Frédéric Mion est le grand favori pour la fonction de directeur. Suite au retrait surprise de Louis Vogel lundi matin en plein Conseil de Direction, l’horizon s’est subitement éclairci. Candidat du « clan Descoings » comme le titre L’Express, et de Nadia Marik, il bénéficie d’un casier académique pour le moins exemplaire : H4, Normal Sup, Sciences Po, Princeton, l’ENA dont il sort majeur en 1996, l’actuel secrétaire général de Canal+ suit la voie royale jusqu’au conseil d’Etat avant de rejoindre la chaine cryptée. Mais ce haut fonctionnaire ne peut se targuer d’aucune expérience de gestion universitaire, ce qui semble indispensable pour exercer une telle fonction.

Son programme est plutôt concis ; les propositions sont en fait des “orientations”. Comme les autres candidats, il encense les avancées de l’ère Descoings et préconise de les consolider. Il faut “poursuivre la transformation” et “adapter les structures de SciencesPo”. 
Il souhaite mettre un terme à l’augmentation des effectifs de l’école, “réexaminer” l’idée d’installer des campus à l’étranger, faire fusionner le campus franco-allemand et celui d’Europe Centrale et de l’Est ou encore renforcer les enseignements de culture générale (enseignements artistiques, humanités et les cours scientifiques).
Quant au cursus en lui-même, il propose de créer davantage d’écoles professionnelles en deuxième cycle (création d’une école de gouvernement par exemple) et de “doctorats professionnels”, qui correspondent à la demande croissante de doctorants dans les organisations internationales.
Plusieurs paragraphes sont ensuite consacrés au financement de l’école : après un long constat, les propositions sont peu concrètes: augmenter la formation continue, approfondir les dons d’entreprises et de particuliers, et faire en sorte que les ressources qui soutiennent la recherche soient de plus en plus nombreuses.
Enfin, sur la dualité IEP/FNSP, sa position est simple: il faut conserver cette spécificité qui fonctionne bien.

Andrew Wachtel est l’inconnu de la procédure. Président de l’American University of Central Asia à Bichkek, cet éminent universitaire américain possède une grande expérience universitaire. Mais sa candidature ne se compose que d’un CV et d’une lettre de motivation qui explique en quoi il correspond aux quatre critères recherchés par le conseil de direction. Il préconise cependant une campagne de développement “à l’américaine”.
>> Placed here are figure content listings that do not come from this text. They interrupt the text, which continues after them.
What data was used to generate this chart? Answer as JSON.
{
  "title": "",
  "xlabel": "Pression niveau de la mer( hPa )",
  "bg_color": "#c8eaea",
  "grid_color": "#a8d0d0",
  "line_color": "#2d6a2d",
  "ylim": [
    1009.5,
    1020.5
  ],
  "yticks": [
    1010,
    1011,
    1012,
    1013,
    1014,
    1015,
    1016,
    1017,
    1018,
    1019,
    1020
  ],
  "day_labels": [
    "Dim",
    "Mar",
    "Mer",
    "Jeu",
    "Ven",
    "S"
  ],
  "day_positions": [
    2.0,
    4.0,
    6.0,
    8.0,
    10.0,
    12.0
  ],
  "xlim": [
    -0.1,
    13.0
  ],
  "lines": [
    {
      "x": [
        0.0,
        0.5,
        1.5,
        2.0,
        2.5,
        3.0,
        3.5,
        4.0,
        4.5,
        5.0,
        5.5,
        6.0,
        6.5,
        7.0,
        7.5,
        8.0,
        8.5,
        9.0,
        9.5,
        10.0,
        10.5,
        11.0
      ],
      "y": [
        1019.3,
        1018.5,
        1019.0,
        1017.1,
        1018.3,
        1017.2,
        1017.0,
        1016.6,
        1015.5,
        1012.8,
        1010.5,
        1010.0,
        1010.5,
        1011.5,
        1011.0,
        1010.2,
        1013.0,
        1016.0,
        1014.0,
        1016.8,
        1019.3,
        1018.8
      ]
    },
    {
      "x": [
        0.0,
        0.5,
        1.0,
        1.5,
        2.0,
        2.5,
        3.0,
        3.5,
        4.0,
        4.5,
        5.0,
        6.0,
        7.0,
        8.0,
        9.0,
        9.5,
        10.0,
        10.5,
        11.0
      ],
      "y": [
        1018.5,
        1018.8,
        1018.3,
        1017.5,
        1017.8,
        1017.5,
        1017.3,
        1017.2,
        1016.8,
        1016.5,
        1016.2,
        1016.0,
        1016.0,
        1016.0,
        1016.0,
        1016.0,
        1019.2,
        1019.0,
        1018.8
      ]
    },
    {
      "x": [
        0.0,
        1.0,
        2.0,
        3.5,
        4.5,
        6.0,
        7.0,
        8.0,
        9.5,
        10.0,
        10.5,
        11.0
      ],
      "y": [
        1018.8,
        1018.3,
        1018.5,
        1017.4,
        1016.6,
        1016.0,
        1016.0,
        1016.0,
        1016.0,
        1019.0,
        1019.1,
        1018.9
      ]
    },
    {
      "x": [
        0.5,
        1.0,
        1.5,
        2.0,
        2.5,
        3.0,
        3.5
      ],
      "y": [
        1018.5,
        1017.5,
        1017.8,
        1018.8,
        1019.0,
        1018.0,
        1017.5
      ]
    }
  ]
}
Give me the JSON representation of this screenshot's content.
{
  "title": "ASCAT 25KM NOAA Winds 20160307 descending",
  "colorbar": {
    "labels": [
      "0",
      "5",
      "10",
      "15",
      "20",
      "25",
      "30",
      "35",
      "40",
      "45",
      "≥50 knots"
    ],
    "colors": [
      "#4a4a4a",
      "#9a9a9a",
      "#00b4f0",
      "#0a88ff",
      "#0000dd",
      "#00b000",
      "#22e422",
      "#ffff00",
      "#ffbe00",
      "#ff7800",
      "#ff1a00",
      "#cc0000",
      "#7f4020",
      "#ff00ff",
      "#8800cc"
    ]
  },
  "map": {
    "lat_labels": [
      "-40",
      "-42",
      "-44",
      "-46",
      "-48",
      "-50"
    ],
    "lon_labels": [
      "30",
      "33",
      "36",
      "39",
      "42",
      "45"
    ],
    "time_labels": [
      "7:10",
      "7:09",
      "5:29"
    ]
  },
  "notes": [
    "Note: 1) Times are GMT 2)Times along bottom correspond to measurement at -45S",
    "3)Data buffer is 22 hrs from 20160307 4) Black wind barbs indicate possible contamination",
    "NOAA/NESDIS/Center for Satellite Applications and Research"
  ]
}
On a donc affaire dans ces deux cas à des batailles de CV plus que de programmes, et c’est sur ce point que Jean-Michel Blanquer se détache particulièrement.

Le projet de J-M Blanquer, riche de 34 pages, adopte une ligne claire de « consolidation » toutefois innovante, ouvrant toujours plus Sciences Po à l’Europe et à l’international (antenne dans un pays émergent, partenariats avec des universités européennes pour une antenne commune extra-européenne), en phase avec les enjeux numériques du XXIème siècle: Sciences Po doit lancer les MOOCS (Massive Open Online Courses), des cours accessibles à tous et développer son offre numérique, à l’image des universités anglo-saxonnes.

Au-delà de l’internationalisation, J-M Blanquer veut davantage « professionnaliser » les cycles d’études (plus de stages en troisième année, remaniement du stage de terrain en première année). La consolidation des acquis, thème récurrent dans tous les rapports, prend toute sa dimension dans certaines idées basiques mais intuitives: la « politique du livre », encourageant l’editing, la numérisation des ouvrages, et un remaniement de l’organisation de la bibliothèque (aménagement de salles sans accès internet plus propices à la réflexion, gain de place…). 
Enfin, la pédagogie: l’accompagnement d’étudiants – plus de liens entre les étudiants de première année et les masters, de tutorats, de summer schools, une refonte des cours de langues, avec l’horizon d’une LV3…
Un projet qui révèle en somme la connaissance approfondie des enjeux par M. Blanquer, ainsi qu’une prise en compte des étudiants encourageante.